Interest rates and interest rate expectations have increased in 2022 due to high and rising inflation. One sector that is vulnerable to rising interest rates is the commercial real estate sector. FI has also noted that liquidity on the bond markets has decreased, and the functionality of the corporate bond market is once again impaired.
Central banks have now begun to tighten their monetary policy to slow the high inflation and rising inflation expectations. Interest rates have increased in 2022 and are expected to continue to increase. Russia's invasion of Ukraine and subsequent sanctions are further driving inflation and slowing the economic recovery after the pandemic.

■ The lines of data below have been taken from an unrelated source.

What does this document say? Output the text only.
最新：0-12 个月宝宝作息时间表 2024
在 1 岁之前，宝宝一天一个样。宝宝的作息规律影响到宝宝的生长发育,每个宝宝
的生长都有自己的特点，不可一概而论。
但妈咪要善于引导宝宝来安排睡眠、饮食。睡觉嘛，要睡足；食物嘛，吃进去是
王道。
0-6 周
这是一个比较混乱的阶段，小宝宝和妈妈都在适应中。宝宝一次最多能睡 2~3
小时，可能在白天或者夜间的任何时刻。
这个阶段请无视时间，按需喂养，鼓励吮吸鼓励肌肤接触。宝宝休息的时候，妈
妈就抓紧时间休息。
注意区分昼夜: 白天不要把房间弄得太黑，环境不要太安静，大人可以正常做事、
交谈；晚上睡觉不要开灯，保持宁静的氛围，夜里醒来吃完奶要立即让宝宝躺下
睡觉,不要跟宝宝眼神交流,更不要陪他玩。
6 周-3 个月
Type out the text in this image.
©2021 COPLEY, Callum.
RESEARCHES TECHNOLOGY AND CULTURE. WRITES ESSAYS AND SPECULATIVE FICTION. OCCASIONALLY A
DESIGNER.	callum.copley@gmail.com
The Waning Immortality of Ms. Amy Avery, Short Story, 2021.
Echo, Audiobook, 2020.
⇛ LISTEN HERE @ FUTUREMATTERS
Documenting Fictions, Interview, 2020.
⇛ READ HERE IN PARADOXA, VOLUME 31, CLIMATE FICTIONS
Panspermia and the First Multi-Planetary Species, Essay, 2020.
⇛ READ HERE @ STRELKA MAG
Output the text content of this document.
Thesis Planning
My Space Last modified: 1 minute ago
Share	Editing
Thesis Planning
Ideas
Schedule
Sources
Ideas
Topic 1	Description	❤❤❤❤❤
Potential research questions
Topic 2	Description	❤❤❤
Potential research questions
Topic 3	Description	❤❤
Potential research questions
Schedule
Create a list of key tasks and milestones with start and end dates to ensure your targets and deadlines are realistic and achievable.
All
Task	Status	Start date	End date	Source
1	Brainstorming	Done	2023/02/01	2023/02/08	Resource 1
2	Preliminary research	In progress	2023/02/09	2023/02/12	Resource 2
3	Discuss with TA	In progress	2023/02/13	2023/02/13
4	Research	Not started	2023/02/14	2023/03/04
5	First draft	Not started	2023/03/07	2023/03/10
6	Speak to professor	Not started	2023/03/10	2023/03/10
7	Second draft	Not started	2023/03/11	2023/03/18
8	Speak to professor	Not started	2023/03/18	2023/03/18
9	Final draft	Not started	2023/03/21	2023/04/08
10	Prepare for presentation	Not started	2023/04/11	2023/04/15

In the short term, the transition to higher interest rates will lead to elevated uncertainty and greater risks. An extended period of very low interest rates has resulted in high risk-taking, which is evident in rapidly rising debt and high prices for housing, real estate and financial assets. But rising interest rates that lead to more normalised interest rates can also contribute to a decrease in risk-taking among households, firms and in the financial system in the long term.
The Swedish corporate bond market has shown that its functionality is impaired during periods of elevated uncertainty and financial turbulence. During the spring of 2022, turnover on the secondary market decreased once again, and issued volumes have also fallen. At the end of 2021 and the beginning of 2022, liquidity on the treasury bond and covered bond markets also declined.
The banks' credit losses have fallen to pre-pandemic levels. There have already been large risks associated with the banks' lending portfolios, for example due to exposures related to commercial real estate. The banks therefore need to continue to hold significant capital and liquidity buffers that can be drawn upon if the economy dips.
Overall, the financial stability risks have increased. This demonstrates the importance of resilience in households, firms and the financial system. FI aims to raise the countercyclical buffer rate to a neutral level of 2 per cent in June in order to further strengthen the banks' capital buffers. We are also continuing to work to improve the functioning of the corporate bond and fund markets in order to mitigate risks and vulnerabilities during stressed market conditions. FI has also been given a more active role to strengthen the resilience of the financial sector to cyber attacks.